Whether it’s a 30 day challenge, or my next new project: I love crafting a good starting ritual to get myself into the MINDSET for success. Truth: nobody is going to build rituals for you. Why not have fun designing some? Ceremonies! Magic! Ribbon-Cutting with massive scissors. Golden Spikes. Weird pre-pitch jiggles on the mound. “Launched my app on Product Hunt!”
Although I love a good show – a good starting ritual does not have to be complicated.
Here are a few of my go-to’s: ⤵
Clear the decks – digital and physical – before starting I clear up all my clutter on my desktop, and I empty a single shelf. There’s always just a deep exhale that comes from knowing you have both literal and metaphorical space to breathe.
Start with a new pen and notebook. Whenever I start a new project, I get myself a fresh G2 Gel Pen in 10, and a new Cambridge Action Planner notebook with lines on the right, and clear scribble space on the left.

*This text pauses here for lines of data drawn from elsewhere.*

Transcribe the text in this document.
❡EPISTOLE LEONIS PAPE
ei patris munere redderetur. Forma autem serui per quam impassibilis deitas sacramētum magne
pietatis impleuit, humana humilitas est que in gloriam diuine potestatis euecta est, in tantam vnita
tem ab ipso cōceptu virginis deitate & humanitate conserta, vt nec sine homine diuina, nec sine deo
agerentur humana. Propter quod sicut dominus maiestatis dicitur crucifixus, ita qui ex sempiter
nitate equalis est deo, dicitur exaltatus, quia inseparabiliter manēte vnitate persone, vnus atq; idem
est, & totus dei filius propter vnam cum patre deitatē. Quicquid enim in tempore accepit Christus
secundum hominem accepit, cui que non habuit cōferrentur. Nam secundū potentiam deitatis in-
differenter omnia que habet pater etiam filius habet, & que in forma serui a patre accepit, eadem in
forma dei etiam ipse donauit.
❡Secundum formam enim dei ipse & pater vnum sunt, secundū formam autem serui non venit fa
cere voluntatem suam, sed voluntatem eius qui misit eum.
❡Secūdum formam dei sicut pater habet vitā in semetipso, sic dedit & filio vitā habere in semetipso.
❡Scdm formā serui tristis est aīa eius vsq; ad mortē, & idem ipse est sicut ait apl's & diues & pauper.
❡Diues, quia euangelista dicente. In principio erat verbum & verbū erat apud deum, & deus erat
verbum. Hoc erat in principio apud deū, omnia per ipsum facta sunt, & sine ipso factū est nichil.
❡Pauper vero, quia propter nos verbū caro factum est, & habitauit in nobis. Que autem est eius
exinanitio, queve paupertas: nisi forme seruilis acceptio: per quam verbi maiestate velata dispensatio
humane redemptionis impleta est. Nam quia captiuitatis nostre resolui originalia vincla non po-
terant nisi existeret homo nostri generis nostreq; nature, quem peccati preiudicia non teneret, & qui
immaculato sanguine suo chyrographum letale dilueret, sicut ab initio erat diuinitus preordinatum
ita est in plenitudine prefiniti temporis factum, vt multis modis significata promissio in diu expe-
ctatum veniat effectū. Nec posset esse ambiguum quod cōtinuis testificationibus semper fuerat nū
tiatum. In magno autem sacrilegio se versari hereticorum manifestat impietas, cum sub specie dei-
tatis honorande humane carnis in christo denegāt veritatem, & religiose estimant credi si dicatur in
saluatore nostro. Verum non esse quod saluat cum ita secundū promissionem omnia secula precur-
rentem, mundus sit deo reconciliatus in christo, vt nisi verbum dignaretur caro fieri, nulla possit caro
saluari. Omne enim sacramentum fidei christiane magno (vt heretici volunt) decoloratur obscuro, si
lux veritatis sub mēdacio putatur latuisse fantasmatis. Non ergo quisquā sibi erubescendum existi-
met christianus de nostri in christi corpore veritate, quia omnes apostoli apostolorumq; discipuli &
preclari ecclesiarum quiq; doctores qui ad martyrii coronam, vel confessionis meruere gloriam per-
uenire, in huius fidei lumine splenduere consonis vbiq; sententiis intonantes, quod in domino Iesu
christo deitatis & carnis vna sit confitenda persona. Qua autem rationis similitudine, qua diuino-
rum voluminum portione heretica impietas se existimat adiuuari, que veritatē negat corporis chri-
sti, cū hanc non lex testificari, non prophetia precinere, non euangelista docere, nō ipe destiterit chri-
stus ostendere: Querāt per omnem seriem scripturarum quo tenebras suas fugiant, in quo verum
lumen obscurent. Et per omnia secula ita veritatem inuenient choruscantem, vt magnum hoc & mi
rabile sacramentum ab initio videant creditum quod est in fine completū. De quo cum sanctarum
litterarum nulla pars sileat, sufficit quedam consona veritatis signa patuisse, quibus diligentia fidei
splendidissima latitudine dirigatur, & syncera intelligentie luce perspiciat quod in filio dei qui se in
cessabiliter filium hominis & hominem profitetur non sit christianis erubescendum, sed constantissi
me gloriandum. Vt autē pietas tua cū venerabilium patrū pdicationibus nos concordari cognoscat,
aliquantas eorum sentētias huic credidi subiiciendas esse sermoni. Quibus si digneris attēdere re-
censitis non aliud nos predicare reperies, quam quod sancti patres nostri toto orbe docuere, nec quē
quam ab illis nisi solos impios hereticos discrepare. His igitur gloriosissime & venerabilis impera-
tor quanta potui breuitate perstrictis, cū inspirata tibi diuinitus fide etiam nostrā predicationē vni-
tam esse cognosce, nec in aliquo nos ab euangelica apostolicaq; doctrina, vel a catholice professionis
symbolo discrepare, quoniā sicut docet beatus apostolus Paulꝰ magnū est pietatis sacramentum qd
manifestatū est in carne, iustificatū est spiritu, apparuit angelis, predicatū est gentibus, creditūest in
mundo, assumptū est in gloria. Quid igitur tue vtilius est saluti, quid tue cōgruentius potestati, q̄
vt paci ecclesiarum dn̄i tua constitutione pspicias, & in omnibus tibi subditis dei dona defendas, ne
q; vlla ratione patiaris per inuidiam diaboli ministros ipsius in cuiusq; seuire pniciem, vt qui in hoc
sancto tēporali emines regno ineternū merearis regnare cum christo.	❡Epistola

*Yes, I’m totally justifying my office product habit here.
Ask my “Starting Questions”:
• Who will I be when I complete this new thing? • What habits do I need to start or stop to succeed? • How will I measure? • What does “Good” look like? • What does “Mediocre” look like? • Who can help me to achieve this?
Round up my SQUAD. (And make it fun with swag.) “Hi, I’m doing this thing, u in?” – it’s more fun to do things with others.
• make t-shirts (or mousepads) • pick a theme to go all-in on • have fun with puns, GIFS, celebration • “team” jewels or nerdy pins
Take responsibility for the ritual I want to see. (Don’t assume others will do it for you.)
When beginning, I lean into my values:
👋 Inclusion: make a point to welcome others.
😍 Celebration: set the tone of JOY.
💌 Gratitude: acknowledge GOOD THINGS in the world.
How do YOU mark the start of new things? (I’d love to hear about your favorite rituals – the weirder, the better. How will you bring your own torch today?